А она упивалась своей властью надо мной, никогда не спрашивала себя: «Зачем я все это ей говорю? Бравада воспринимается как истина. Цинизм как смелость, совершенство суждений». Спохватывалась, страстно обнимала меня и сбивчиво, торопливо шептала, задувала в самое ухо: «Я пошутила. Зло мы творим сами. Неудачи озлобляют нас, даже самые мелкие, самые проходящие. Хочется счастья, полноценного, по возможности долгого. Один раз осечка, второй. Весь мир судишь, кроме себя: «Не понял, обманул, оказался не тем». К себе иск особый. Сказала «да», а надо бы «нет». Сказала «нет», а надо бы «да». А годы идут. Вру, уходят годы. А если больше не будет, а если это последний шанс? Скорее, говоришь себе. Ошибки имеют цену, когда есть время на их исправление. А впопыхах, девочка, хорошо не бывает. Потом ожесточенность: люди, поступки, все обретает иной смысл».

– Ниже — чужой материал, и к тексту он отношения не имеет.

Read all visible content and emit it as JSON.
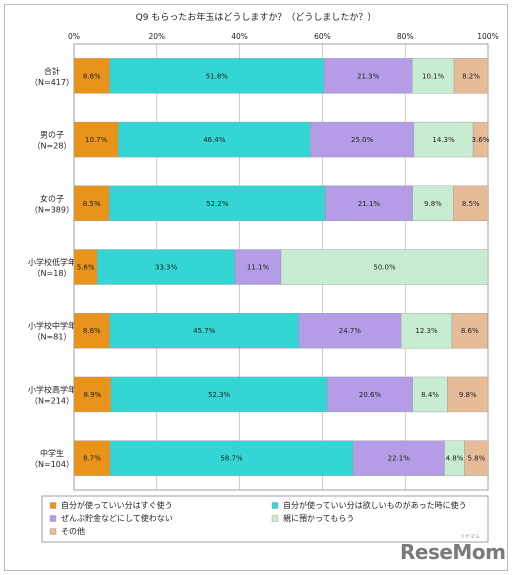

Мы сидим друг против друга. Нас разделяли метры когда-то нашей общей комнаты, привычная для нее и для меня мебель. Именно здесь, в этой комнате, я постигала мудрость, которая с завидной гордостью дарилась мне старшей сестрой. Я могу ее понять: не так легко осмыслить внезапное перевоплощение. Я угадываю ее гнев, я слышу его: «Девчонка, плакавшая у меня на коленях, поверявшая мне сердечные тайны, боготворившая меня. Она вольна думать, вольна бунтовать, но не смеет судить меня».
Долой родство! Поговорим как женщины, ты этого ждешь от меня?
Мое молчание она воспринимает как подтверждение своей догадки (нет, не смеется, не радуется своей прозорливости), решительно поднимается с тахты, делает несколько нервных шагов по комнате, останавливается у окна, заглядывает в него. Как это похоже на старшую сестру: она понимает, заставлять себя понять мир изменился, но ведь что-то же в этом мире осталось привычным. От привычного мира к миру изменившемуся, но обязательно от привычного, где ты хозяин положения, где не надо думать слова изливаются сами собой.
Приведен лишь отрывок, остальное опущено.